The owner of the women-focused website Jezebel announced it has stopped publishing content last week after failing to find a buyer.
Jezebel, a news and commentary site focused on the woman’s perspective, shut down publication last week. As of Nov. 9, the site stopped publishing new content after 16 years.
The suspension of publishing followed the layoff of its staff by parent company G/O Media, USA Today reported.
“While G/O Media is a lean, nimble organization, we are not immune to the economic headwinds rattling our business,” CEO Jim Spanfeller wrote . “Unfortunately, our business model and the audiences we serve across our network did not align with Jezebel’s.”
He said two dozen “potential buyers” expressed interest, but they couldn’t find the site a new home.
But don’t expect the final story to be a farewell. At least, it isn’t at the moment. The last story, published Nov. 9, is about presidential candidate, former U.N. ambassador and former South Carolina Gov. Nikki Haley. I think that’s a major mistake. The portion of the site’s audience that has followed its content — even for a short time — deserves a goodbye.
It’s a lot like TV shows that have been on for a long time. TVLand ran the finale of M*A*S*H on Veterans Day. The show had aired for 11 seasons when it aired that final episode. At the time, that show was the most-watched TV event in history.
The two-and-a-half-hour finale gave each of the major characters a story and an ending. The viewers who’d followed it for so long got the emotional goodbye they wanted.
I think that same sense of closure is important for a website, whether it’s a blog or a news site. They surely had regular followers. Those followers should get the chance to have that same farewell.
Website demise is ‘end of an era of feminism’

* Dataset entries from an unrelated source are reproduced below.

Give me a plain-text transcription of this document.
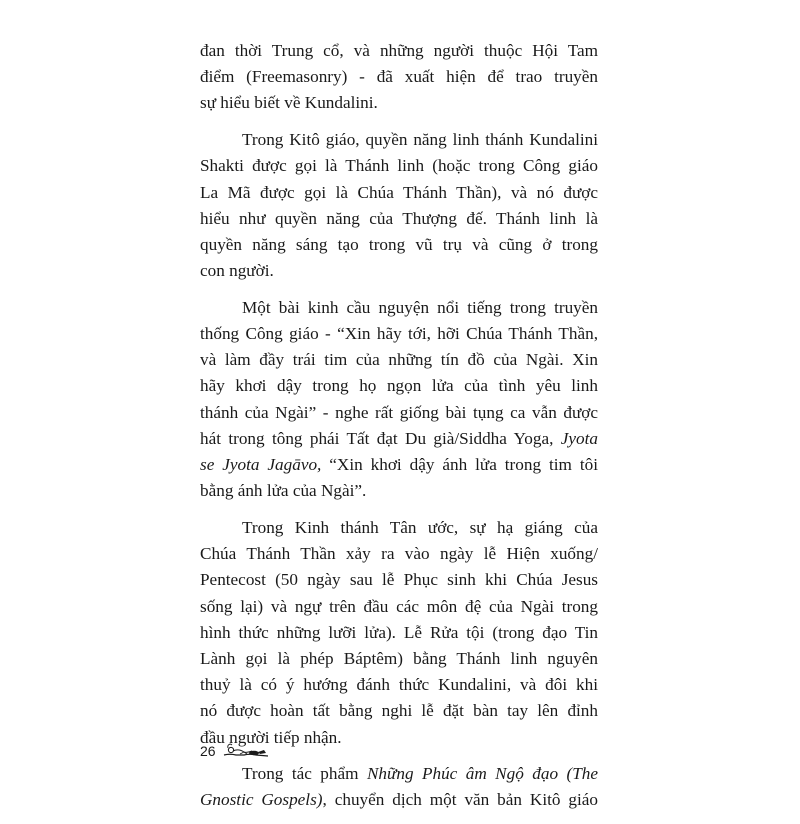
đan thời Trung cổ, và những người thuộc Hội Tam
điểm (Freemasonry) - đã xuất hiện để trao truyền
sự hiểu biết về Kundalini.
Trong Kitô giáo, quyền năng linh thánh Kundalini
Shakti được gọi là Thánh linh (hoặc trong Công giáo
La Mã được gọi là Chúa Thánh Thần), và nó được
hiểu như quyền năng của Thượng đế. Thánh linh là
quyền năng sáng tạo trong vũ trụ và cũng ở trong
con người.
Một bài kinh cầu nguyện nổi tiếng trong truyền
thống Công giáo - “Xin hãy tới, hỡi Chúa Thánh Thần,
và làm đầy trái tim của những tín đồ của Ngài. Xin
hãy khơi dậy trong họ ngọn lửa của tình yêu linh
thánh của Ngài” - nghe rất giống bài tụng ca vẫn được
hát trong tông phái Tất đạt Du già/Siddha Yoga, Jyota
se Jyota Jagāvo, “Xin khơi dậy ánh lửa trong tim tôi
bằng ánh lửa của Ngài”.
Trong Kinh thánh Tân ước, sự hạ giáng của
Chúa Thánh Thần xảy ra vào ngày lễ Hiện xuống/
Pentecost (50 ngày sau lễ Phục sinh khi Chúa Jesus
sống lại) và ngự trên đầu các môn đệ của Ngài trong
hình thức những lưỡi lửa). Lễ Rửa tội (trong đạo Tin
Lành gọi là phép Báptêm) bằng Thánh linh nguyên
thuỷ là có ý hướng đánh thức Kundalini, và đôi khi
nó được hoàn tất bằng nghi lễ đặt bàn tay lên đỉnh
đầu người tiếp nhận.
Trong tác phẩm Những Phúc âm Ngộ đạo (The
Gnostic Gospels), chuyển dịch một văn bản Kitô giáo
26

The Guardian lamented the shuttering of the website. In an editorial, Moira Donegan said it would be the “end of an era of feminism.”
The site’s closure will mean that its robust abortion coverage will cease; so will its investigations into sexual abuse and its feminist critiques of culture and politics.
Moira Donegan
She said that while media companies “stumbled” at the turn of the last century, the internet made paid advertising “dramatically less profitable.” Add to that the fact that digital media has “not been able to eke out sufficient profit growth as social media evolves and fractures.”
That, she says, means attracting traffic becomes harder and harder. The loss of traffic means the loss of ad revenue. That, in turn, translates to the lack of profitability.
Unfortunately, many media companies have failed to find a way to make a “sufficient” profit on digital. The return on investment — which includes staff and technical facilities — is low.
Even a national site like Jezebel, which one would assume had a large audience, didn’t seem to have enough of a large audience.
Lauren Tousignant, who was running the site, took to X, the platform formerly known as Twitter, to state her thoughts on the news:
“Will have more to say soon, but for now, I am just so pissed and so sad, but mostly I’m so pissed,” she said.
From Donegan’s point of view, Tousignant has every right to be “so pissed.” Donegan said the site had the potential to be “respectably profitable,” but not “exponentially profitable.”
“In this story, Jezebel became a casualty of greed,” she said, laying the blame on the private equity group that owned it. But the owner gets to make those decisions…and if the owner can’t find a new owner to take on the apparent lack of “exponential profitability,” that’s not going to bode well for the product, no matter how “respectably profitable” it might be.
Maybe a new version of the site will launch at some point in the future. But in the meantime, all we can really say is “Rest in peace, Jezebel.”